EVANSTON – Iowa women’s basketball coach Lisa Bluder loves everything about Melissa Dixon’s game.
The Hawkeyes coach appreciates Dixon’s talent – her ability to shoot 3-pointers, her quick release, her defensive work – but she equally values Dixon’s total lack of pretense.
Early in the season, senior guard Jaime Printy was returning from tearing her left ACL as a junior, and Dixon, who started the first three games, took it all in stride.
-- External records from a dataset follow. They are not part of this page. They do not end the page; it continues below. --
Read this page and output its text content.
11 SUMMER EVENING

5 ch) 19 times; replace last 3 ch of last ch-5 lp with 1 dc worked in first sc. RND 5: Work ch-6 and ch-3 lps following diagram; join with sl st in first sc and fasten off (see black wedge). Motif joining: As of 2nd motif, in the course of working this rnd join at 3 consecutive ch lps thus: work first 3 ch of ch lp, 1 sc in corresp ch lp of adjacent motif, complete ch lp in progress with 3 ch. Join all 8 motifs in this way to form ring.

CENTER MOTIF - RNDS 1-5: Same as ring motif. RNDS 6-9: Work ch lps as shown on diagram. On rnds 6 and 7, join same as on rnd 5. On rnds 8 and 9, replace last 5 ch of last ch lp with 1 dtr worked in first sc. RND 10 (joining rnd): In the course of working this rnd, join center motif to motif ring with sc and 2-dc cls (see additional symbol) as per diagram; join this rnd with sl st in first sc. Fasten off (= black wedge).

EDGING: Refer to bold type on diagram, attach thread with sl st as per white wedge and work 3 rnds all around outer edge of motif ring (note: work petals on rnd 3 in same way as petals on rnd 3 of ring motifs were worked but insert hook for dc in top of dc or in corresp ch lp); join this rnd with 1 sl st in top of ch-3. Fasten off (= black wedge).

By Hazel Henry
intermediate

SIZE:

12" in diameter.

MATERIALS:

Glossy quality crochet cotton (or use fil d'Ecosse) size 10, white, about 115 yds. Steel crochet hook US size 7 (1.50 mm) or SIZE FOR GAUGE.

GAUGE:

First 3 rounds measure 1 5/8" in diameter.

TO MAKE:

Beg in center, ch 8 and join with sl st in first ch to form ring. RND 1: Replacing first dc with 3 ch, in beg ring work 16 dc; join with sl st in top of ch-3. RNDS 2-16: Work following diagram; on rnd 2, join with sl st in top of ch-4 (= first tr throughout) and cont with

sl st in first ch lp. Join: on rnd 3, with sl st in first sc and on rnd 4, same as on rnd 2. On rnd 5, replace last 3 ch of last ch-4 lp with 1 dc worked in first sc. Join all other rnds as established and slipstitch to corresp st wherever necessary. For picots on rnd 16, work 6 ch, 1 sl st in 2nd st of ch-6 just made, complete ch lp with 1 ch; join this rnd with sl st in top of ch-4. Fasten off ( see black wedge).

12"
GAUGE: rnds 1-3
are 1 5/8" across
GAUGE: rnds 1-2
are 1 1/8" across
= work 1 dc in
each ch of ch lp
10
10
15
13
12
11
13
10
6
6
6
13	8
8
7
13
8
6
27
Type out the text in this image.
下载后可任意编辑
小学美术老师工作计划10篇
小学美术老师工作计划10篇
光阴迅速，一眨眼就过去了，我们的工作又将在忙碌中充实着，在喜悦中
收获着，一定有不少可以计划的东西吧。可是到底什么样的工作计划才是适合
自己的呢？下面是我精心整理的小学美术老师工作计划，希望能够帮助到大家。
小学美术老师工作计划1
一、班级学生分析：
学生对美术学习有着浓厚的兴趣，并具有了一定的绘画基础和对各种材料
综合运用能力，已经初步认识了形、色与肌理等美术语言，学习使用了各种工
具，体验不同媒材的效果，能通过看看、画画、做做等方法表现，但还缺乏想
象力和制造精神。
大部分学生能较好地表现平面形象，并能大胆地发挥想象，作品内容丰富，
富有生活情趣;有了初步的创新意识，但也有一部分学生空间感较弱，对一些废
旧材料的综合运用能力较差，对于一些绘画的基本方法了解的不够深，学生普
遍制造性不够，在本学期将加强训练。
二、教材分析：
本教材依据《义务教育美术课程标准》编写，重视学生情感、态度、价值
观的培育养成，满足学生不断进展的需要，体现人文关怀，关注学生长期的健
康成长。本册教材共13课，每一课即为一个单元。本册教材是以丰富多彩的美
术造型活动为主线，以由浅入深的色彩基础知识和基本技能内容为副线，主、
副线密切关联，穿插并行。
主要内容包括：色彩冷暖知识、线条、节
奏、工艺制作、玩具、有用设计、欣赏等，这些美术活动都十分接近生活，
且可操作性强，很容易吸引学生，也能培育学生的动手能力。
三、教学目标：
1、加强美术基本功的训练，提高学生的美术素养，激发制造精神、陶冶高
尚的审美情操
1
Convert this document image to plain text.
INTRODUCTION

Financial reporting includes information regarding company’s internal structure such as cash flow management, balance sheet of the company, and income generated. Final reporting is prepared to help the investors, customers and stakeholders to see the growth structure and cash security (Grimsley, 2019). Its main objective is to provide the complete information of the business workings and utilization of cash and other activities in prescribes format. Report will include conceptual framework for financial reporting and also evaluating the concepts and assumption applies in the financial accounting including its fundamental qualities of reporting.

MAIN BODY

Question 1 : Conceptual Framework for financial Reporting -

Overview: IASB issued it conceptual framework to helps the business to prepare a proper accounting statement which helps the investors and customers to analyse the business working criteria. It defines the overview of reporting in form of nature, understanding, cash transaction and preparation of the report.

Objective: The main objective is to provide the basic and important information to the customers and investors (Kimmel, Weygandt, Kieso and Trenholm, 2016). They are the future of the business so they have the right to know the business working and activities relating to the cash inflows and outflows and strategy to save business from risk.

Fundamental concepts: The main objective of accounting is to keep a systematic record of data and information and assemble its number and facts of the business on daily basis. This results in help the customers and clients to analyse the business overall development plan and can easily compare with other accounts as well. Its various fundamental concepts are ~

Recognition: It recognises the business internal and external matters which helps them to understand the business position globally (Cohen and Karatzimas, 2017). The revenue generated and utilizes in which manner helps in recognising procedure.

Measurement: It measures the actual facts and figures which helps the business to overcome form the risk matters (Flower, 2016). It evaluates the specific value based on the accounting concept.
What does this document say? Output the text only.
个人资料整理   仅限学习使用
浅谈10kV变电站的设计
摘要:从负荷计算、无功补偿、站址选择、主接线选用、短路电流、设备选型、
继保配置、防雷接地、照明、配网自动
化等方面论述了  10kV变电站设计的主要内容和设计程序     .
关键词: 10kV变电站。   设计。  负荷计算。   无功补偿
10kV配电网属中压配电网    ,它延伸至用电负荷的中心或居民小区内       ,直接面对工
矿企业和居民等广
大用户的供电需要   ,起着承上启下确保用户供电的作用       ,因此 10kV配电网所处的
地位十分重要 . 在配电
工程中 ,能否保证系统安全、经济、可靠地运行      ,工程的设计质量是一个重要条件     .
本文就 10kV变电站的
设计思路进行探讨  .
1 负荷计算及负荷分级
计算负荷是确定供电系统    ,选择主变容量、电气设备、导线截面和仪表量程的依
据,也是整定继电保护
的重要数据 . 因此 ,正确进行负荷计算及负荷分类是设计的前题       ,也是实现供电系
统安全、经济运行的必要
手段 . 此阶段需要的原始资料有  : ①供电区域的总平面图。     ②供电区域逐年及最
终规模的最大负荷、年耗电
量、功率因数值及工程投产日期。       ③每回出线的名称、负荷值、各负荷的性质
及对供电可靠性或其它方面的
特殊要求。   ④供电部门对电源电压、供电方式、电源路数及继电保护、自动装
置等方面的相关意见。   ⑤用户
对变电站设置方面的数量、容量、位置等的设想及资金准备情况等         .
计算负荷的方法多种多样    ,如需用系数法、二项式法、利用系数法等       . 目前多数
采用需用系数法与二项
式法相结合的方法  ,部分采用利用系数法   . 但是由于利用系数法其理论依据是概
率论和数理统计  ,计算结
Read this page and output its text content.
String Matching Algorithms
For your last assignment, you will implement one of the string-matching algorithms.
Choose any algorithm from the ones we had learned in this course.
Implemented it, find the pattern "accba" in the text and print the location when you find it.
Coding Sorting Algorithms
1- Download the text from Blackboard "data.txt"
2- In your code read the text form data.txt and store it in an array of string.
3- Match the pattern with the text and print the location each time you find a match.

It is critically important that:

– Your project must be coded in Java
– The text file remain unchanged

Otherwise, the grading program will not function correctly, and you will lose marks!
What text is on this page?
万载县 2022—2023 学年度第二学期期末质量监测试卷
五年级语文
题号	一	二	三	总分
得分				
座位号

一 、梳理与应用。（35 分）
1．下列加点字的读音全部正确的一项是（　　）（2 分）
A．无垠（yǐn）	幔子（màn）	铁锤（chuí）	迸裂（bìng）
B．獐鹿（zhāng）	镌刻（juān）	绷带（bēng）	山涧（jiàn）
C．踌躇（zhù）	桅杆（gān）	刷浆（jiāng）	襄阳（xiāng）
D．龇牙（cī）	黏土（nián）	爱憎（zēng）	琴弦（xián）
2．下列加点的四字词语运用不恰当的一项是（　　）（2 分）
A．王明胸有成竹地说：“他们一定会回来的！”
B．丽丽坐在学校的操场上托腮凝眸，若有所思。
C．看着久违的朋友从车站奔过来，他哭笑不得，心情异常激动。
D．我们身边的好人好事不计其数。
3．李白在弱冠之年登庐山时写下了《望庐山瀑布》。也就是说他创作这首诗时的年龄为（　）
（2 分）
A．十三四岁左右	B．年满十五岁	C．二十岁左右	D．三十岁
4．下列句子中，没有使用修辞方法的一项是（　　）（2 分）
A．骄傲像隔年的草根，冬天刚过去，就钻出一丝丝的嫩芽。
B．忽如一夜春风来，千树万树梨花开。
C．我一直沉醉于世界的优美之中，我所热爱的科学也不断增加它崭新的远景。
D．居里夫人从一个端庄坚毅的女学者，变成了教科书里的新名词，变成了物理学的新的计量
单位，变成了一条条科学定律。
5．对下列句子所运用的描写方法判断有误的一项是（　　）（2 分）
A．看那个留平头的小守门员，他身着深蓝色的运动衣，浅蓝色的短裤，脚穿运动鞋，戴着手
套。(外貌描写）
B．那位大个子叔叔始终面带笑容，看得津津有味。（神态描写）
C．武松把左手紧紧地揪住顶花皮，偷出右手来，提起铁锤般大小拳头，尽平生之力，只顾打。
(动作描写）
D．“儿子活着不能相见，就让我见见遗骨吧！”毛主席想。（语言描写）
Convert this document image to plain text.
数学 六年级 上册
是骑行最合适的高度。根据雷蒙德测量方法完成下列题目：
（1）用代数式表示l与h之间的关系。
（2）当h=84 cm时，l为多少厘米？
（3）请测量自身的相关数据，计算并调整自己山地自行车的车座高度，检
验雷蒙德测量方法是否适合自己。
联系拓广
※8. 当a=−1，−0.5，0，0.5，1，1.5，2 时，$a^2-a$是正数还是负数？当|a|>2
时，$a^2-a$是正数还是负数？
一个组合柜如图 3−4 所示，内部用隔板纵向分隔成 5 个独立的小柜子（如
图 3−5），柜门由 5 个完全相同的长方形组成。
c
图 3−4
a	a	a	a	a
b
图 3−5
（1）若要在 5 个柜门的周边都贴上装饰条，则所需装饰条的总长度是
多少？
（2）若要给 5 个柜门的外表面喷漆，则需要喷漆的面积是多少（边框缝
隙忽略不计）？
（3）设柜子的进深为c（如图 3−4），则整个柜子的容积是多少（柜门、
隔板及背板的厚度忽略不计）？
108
Now, Bluder sees Dixon as a lock for the Big Ten Conference’s Sixth Player of the Year.
“For Melissa to handle that situation as beautifully as she has speaks so much about her character and love of playing the game,” Bluder said. “It’s ‘I don’t care if I’m a starter or coming off the bench, it doesn’t matter.’ You wish everyone on your team could act like that.”
Dixon, a 5-foot-8 sophomore from Johnsburg, averages 22 minutes a game and made a significant impact in the Hawkeyes’ 62-45 victory over Northwestern on Sunday at Welsh-Ryan Arena. Iowa (19-11 overall, 8-8 Big Ten) desperately needed the win to enhance its chances of making the NCAA tournament.
Dixon scored 16 of her team-high 21 points by halftime. She hit a pair of 3-pointers to bump Iowa’s lead to 27-20 late in the half, then took the inbound pass with 4 seconds to go and drove for a buzzer-beating layup.
“I felt like we did a really good job of pushing the ball, and I got a lot of open looks off the pushes,” said Dixon, who also led Iowa with 22 points in Thursday’s 75-70 victory over Indiana. “I’m just thankful for every minute I get on the court. I just want to do whatever I can to help the team win. We needed these two wins really badly. It was time to step up.”
There were about 60 Johnsburg fans at Welsh-Ryan cheering on Dixon. Father Scott, mother Cindy and brother Steve were there. Among her other supporters were her high school coach Mike Toussaint and his family, and her best friends Kelsey Nobilio.
The Hawkeyes, who finished seventh in the Big Ten, feel they can grab an NCAA tournament berth with a good showing this week at the Big Ten tournament at Sears Centre in Hoffman Estates, an even shorter trip for the Johnsburg contingent. Iowa opens with Northwestern on Thursday.
Dixon was the Northwest Herald Girls Basketball Player of the Year in 2010 and 2011 and is the only girls player in the McHenry County area history to pass 2,000 points for her career. Shortly after graduation in June of 2011, she headed to Iowa City for the summer to become acclimated with her teammates and work out.
“I’m so proud of her,” Printy said. “Last year, she got a lot of minutes, but this year she’s at a whole other level. She’s a huge offensive threat. She can shoot the ball, she can drive the ball, she can play defense. She’s just doing awesome. It’s fun to play with her. I love driving and kicking out because I have so much confidence in her.”
Dixon is ranked second in the Big Ten both for shooting percentage and the number of 3s in conference games. She nailed 5 of 12 3-pointers against Northwestern, has 71 for the season and is hitting 40.1 percent on 3s.
Dixon’s 10.3-point scoring average is third on the Hawkeyes and she has scored 16 or more points in six of the past eight games. At some point this weekend, the Big Ten coaches will cast their ballots for the Sixth Player of the Year. Bluder already has been campaigning.
“I don’t know how you could say anybody else contributes more for their team as sixth person than Melissa Dixon,” Bluder said. “When she gets on a roll, watch out … and just get the ball back to her because when she hits a 3, they can come one right after another.”
Cindy Dixon said her daughter feels quite blessed to have chosen Iowa and thoroughly enjoys playing for Bluder and her staff. That feeling is mutual.
“I just can’t speak enough good things about her because she’s such a joy to coach,” Bluder said. “As a human being, she gives everything she has all the time and I’m glad to see her getting some rewards for that.”